A correspondent writes from Tehran worried about his English accent. He speaks English fluently, he says, but with a Persian accent which he finds 'very funny', and he goes on: 'is there any hope for me to speak English with an English or American accent? I am 26 years old and I am young enough to change my accent. I would really like to speak English with a good accent and not a Persian accent.'
Well I don't find the Persian accent - or any foreign accent - 'funny'' or 'bad' at all. If the sound system of a language has been mastered to the extent that speech is intelligible, then that suffices. I love hearing the range of identities that manifest themselves in English through foreign accents - a French accent, a German accent, a Persian accent, and so on. The accents convey the speakers' identites, and that is an important element in knowing who I am talking to. Exactly the ssme sort of thing happens to me when I go abroad. I speak whatever language it is in a distinctly British accent - and why not?
Why should anyone want to lose their identity so completely, in speaking a foreign language? Surely the only people who want to merge so totally into a new language that their ethnic origins cannot be noticed are spies? In fact it is very rare indeed for someone to develop a phonetic ability to the extent that their foreign origins are totally masked.
I can understand where my correspondent is coming from, of course. There was a time, in imperial days, when Received Pronunciation ruled (in British-influenced parts of the world) and foreign accents were risible. So were local UK regional accents. Speakers of such accents were often made to feel embarassed or inferior. It is only in the last 20 years or so that we have entered a new era of interest, tolerance, and respect for non-RP varieties of English. In 1980 the BBC's Radio 4 tried out a Scots-speaking presenter and hastily withdrew her when complaints built up. In 2005 the BBC celebrated all British accents in its Voices project. That is how far the climate has changed. Mocking accents, in an increasingly multi-ethnic world, is slowly being seen to be as anti-social as is mocking colour or dress.
It will take longer for these new attitudes to influence speakers abroad, but it will come.
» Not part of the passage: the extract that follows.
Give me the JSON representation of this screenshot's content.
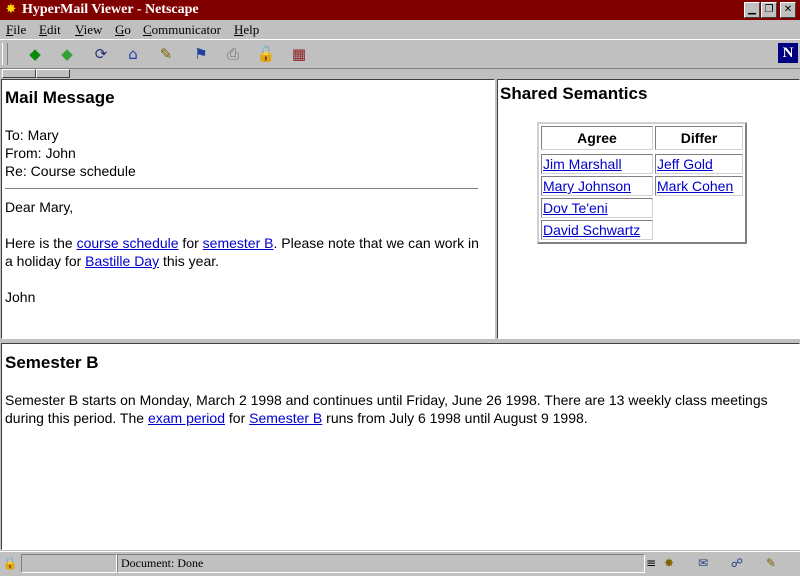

One reason for the lag is the existence in many parts of the world of an expat community of older citizens whose attitudes were formed a generation or two ago, and they inevitably influence local opinion. Another reason is that the phonetic norms and attitudes taught in many ELT institutions, especially in universities, are still focused sharply on RP - often displaying a conservative kind of RP which has long since disappeared from the UK - and I have often encountered there a reluctance to accept that other types of accent, and especially the local accents of the community, have a value.
Things are changing, though, as a result of new regional norms emerging around the English-speaking world. When millions of people speak English in a locally distinctive way - educated people alongside uneducated - then it does not take long for a tipping-point to be reached, and it becomes as pointless to condemn an accent in India or Nigeria for being non-RP as it would be to condemn Australians or Americans for speaking in the way they do. One needs to achieve a standard of international intelligibility, but that still leaves enormous scope for accent variation. In the end, it is a matter of confidence and pride.
When people adopt a language as a medium of communication, they immediately adapt it, to suit the new circumstances. A local accent is an inevitable and natural consequence. So I say to my Iranian correspondent: do not think of your Persian accent as being 'bad' or 'funny'. By all means move towards a British or American norm if you want to, but do this for positive reasons (eg a desire to identify more closely with those cultures) and not for negative reasons. However, as long as your accent is sufficiently clear that you are capable of being understood by people from outside your country, I wouldn't bother trying to change it at all.